A search of the Nexis database found more than 175 newspaper and magazine stories citing Weitzman's numbers. Peterson said he also found citations in 348 social-science articles, 250 law-review articles and 24 appeals and Supreme Court cases. The statistic even appeared in President Clinton's 1996 budget.

''This has been one of the most widely quoted statistics in recent history,'' said Anne Colby, director of the Murray Center.

Weitzman's figures have been cited by policy-makers and others as hard evidence of what's become known as the ''feminization of poverty.'' Her book is credited with helping bring about stricter child-sup port enforcement and more flexible property-division laws around the country.

Faludi blames the statistic

Moreover, in a recent essay, Susan Faludi, feminist author of ''Backlash,'' called Weitzman's statistic ''the centerpiece for recent attacks on no-fault divorce.''
Weitzman's study, which looked at divorcing families in Los Angeles in 1977 and 1978, was designed to evaluate California's first-in-the-nation no-fault divorce law and accompanying economic reforms.

Because Weitzman's findings varied so dramatically from what other researchers had found, many analysts concluded the bigger gap in California was caused by the state's switch to no-fault divorce.

In the past year, several states, including Michigan and Iowa, have considered a return to fault-based divorce, in which one spouse must assert adultery, cruelty or some other type of wrongdoing.

But Weitzman, her critics and other divorce scholars say no-fault divorce is not to blame for some women's economic plight.
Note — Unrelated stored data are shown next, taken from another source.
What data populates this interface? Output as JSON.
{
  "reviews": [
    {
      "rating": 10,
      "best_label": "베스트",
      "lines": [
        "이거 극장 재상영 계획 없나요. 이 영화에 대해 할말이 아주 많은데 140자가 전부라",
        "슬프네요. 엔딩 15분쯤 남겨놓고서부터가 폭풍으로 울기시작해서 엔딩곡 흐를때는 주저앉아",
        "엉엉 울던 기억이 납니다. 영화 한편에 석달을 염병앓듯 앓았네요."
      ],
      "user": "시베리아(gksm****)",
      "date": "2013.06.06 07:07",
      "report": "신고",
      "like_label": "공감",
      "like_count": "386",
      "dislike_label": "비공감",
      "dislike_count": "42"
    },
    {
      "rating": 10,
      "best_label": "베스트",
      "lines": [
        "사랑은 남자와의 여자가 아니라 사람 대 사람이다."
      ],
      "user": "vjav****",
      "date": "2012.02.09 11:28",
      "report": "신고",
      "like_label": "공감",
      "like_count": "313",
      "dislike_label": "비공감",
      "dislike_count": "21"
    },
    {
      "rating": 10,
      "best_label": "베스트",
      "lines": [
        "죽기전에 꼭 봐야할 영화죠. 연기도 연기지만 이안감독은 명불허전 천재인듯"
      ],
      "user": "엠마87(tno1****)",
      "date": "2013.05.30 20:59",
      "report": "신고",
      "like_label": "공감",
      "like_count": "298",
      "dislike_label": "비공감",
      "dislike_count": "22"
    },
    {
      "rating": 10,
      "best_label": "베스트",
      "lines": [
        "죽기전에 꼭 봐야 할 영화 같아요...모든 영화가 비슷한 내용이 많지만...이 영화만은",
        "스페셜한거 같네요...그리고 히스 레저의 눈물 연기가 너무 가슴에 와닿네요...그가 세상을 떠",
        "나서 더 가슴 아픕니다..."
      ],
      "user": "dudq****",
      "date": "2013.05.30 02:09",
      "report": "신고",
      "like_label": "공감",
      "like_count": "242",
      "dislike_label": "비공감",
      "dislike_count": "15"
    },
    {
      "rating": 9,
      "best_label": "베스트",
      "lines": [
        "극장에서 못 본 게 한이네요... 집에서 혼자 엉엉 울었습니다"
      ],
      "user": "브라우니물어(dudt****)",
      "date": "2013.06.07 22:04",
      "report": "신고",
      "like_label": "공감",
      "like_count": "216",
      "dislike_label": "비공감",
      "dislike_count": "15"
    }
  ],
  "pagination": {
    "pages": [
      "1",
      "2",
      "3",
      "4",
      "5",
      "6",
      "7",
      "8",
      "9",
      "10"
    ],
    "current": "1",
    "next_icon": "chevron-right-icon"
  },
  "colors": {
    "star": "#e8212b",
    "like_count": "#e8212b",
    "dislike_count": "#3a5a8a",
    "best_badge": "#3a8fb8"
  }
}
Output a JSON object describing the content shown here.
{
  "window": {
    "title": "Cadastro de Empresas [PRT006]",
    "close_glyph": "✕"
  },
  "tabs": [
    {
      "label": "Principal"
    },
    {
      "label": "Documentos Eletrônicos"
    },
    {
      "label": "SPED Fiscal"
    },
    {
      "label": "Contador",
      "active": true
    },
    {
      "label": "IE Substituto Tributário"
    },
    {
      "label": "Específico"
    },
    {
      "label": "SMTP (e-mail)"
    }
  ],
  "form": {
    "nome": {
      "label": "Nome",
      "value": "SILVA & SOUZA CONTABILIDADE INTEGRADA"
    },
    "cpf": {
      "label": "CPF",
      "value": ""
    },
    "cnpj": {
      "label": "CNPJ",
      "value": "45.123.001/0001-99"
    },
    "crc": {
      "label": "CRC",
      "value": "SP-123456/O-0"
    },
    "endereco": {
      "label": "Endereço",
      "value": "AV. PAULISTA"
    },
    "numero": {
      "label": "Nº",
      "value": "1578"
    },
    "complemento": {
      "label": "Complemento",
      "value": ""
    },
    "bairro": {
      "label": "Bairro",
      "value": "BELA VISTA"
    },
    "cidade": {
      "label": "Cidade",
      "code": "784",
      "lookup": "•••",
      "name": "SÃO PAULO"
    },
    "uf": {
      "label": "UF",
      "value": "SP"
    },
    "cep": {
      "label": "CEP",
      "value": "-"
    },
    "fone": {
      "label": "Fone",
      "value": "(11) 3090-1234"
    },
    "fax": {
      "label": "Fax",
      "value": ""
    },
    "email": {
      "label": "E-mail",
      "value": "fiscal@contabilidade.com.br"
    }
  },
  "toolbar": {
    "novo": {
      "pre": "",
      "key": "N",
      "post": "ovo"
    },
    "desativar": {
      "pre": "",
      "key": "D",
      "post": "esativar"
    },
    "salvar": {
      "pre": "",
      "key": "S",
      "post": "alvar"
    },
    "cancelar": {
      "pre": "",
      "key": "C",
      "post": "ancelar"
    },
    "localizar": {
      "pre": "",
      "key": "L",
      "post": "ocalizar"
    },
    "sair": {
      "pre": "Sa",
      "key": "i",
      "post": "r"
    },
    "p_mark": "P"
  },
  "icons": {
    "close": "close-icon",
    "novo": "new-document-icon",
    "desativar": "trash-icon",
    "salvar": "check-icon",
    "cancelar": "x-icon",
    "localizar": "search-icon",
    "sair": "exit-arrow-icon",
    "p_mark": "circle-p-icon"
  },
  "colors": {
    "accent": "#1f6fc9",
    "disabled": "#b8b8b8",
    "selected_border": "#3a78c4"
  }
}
Peterson says research on both fault and no-fault systems has found similar gaps - about a 30 percent drop in women's standard of living and a 10 percent rise in men's.

Delayed home sales

Weitzman says it was the accompanying economic changes - originally intended to foster greater equality - that hurt women and children.

Those changes included requiring equal division of the marital property instead of giving judges discretion, and basing alimony and child support strictly on need and ability to pay instead of fault.

''Judges were giving women equality with a vengeance, telling them they were equally responsible for their support . . . at a time when they still had responsibility for children and didn't have the work experience of their former husbands,'' she said.

Also, judges often required the immediate sale of the family home so assets could be split equally between husband and wife. That meant the children were uprooted and forced to move to a new house and sometimes a new school, Weitzman said.

Her book helped bring about changes in California and elsewhere, including better child-support enforcement and laws allowing judges to delay the sale of the family home until the children are grown, she said.